The undersigned hereby grants to each such attorney-in-fact full power and
authority to do and perform any and every act and thing whatsoever requisite,
necessary, or proper to be done in the exercise of any of the rights and
powers herein granted, as fully to all intents and purposes as the
undersigned might or could do if personally present, with full power of
substitution or revocation, hereby ratifying and confirming all that such
attorney-in-fact, or such attorney-in-fact's substitute or substitutes, shall
lawfully do or cause to be done by virtue of this power of attorney and the
rights and powers herein granted.
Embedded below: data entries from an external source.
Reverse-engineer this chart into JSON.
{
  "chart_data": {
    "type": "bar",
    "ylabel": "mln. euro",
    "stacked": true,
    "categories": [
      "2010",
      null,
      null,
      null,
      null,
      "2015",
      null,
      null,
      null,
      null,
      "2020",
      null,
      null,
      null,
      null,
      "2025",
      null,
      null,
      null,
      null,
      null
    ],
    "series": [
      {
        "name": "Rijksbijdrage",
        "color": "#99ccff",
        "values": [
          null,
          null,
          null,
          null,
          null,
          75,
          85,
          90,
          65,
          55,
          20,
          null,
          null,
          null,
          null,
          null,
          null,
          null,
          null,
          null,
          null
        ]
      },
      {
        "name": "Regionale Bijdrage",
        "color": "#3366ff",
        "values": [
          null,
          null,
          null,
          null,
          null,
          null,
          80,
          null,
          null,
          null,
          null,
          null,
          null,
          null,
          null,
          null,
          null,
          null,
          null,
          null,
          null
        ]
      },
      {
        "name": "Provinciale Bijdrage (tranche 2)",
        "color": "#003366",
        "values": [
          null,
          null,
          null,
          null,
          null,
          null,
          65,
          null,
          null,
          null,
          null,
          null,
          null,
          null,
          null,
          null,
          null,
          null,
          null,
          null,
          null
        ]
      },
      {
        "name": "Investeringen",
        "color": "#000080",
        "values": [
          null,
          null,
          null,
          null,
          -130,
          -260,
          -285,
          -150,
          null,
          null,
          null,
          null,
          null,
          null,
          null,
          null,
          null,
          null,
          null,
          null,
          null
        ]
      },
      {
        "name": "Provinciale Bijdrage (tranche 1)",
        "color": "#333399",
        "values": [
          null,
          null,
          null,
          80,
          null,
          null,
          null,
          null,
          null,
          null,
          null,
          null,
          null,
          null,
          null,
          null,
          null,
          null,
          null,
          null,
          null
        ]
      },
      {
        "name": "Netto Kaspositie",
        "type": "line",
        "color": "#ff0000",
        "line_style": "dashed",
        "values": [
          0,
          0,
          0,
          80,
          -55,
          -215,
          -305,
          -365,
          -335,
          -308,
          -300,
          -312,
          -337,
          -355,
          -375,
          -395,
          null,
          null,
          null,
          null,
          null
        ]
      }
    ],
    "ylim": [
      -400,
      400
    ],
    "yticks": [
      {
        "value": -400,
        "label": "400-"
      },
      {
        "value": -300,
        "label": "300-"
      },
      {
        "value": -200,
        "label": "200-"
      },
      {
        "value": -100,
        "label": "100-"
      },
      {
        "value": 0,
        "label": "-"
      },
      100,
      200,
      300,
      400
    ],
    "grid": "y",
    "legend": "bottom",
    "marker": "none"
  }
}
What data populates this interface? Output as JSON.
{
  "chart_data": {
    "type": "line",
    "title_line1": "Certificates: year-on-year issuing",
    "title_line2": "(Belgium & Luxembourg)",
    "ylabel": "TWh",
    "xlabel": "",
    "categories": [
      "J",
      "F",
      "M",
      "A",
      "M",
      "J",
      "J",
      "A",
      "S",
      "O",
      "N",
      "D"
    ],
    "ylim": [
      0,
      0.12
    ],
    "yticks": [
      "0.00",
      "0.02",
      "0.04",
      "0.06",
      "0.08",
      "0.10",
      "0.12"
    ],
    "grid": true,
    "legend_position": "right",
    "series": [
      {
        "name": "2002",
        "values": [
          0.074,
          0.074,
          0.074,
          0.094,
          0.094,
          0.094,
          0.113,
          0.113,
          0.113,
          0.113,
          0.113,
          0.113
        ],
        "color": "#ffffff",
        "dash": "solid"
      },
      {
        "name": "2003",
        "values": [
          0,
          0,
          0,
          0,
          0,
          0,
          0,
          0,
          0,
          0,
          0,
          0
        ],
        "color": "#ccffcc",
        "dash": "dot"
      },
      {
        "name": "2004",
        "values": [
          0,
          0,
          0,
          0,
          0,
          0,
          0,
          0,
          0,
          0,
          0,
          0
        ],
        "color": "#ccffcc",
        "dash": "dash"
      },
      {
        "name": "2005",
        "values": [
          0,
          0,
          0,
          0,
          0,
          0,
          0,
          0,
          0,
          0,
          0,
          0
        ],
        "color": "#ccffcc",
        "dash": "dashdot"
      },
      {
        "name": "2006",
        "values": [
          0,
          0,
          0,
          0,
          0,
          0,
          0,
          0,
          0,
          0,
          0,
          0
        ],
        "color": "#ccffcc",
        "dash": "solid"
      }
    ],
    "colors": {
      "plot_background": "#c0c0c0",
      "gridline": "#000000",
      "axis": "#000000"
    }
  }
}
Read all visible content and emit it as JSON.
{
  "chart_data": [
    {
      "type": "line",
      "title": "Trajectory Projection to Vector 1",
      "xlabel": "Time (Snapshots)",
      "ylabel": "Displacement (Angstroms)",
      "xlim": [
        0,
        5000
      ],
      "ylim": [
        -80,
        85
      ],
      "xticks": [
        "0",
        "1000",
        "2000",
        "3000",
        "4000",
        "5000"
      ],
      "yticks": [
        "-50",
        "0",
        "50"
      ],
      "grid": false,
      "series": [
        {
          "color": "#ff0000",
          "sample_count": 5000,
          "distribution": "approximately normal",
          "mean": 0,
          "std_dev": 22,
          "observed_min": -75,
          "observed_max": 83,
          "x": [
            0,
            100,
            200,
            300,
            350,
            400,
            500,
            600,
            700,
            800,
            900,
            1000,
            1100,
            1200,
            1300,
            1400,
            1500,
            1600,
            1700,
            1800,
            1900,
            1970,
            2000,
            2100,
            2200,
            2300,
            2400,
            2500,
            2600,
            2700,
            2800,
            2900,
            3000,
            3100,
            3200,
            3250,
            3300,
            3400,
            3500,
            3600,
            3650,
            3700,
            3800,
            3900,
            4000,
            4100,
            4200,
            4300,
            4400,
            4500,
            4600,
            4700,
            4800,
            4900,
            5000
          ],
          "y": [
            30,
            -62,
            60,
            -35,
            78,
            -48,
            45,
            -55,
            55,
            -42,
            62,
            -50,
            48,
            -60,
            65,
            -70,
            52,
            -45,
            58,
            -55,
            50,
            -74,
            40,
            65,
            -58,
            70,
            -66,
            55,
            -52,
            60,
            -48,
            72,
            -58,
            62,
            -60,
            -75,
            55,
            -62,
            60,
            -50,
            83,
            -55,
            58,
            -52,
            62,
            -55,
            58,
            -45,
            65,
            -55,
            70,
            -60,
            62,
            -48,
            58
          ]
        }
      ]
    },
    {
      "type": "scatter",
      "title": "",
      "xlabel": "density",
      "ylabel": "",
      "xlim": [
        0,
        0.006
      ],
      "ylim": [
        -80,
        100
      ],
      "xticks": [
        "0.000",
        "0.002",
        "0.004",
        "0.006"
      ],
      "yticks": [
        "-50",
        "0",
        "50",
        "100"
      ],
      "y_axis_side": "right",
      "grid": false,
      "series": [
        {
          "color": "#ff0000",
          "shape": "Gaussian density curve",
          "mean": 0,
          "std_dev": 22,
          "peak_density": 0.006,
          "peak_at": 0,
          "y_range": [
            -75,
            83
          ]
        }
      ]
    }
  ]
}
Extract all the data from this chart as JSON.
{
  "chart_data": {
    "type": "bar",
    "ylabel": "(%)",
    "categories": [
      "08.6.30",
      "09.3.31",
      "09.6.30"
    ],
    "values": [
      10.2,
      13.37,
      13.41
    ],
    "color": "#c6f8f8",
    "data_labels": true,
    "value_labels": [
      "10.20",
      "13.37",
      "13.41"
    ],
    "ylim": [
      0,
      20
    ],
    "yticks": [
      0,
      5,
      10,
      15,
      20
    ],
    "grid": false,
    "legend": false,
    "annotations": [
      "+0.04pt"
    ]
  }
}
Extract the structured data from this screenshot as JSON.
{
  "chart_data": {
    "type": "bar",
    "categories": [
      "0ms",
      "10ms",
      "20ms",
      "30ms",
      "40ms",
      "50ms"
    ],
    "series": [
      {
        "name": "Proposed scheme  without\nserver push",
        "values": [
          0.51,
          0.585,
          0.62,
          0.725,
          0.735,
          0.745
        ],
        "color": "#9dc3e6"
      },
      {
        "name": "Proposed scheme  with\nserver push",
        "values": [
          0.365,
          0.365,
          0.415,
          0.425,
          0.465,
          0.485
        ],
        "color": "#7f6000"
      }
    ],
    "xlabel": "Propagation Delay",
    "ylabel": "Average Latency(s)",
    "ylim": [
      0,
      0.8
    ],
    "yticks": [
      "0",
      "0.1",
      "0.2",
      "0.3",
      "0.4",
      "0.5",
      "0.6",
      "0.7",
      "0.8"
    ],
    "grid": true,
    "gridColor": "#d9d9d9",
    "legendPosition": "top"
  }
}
The undersigned acknowledges that the
foregoing attorneys-in-fact, in serving in such capacity at the request of
the undersigned, are not assuming, nor is the Company assuming, any of the
undersigned's responsibilities to comply with Section 16 of the Securities
Exchange Act of 1934.
This Power of Attorney shall remain in full force and effect until the
undersigned is no longer required to file Forms 3, 4 and 5 with respect to
the undersigned's holdings of and transactions in securities issued by the
Company, unless earlier revoked by the undersigned in a signed writing
delivered to the foregoing attorneys-in-fact.
IN WITNESS WHEREOF, the undersigned has caused this Power of Attorney to be
executed as of this 13th day of July, 2023.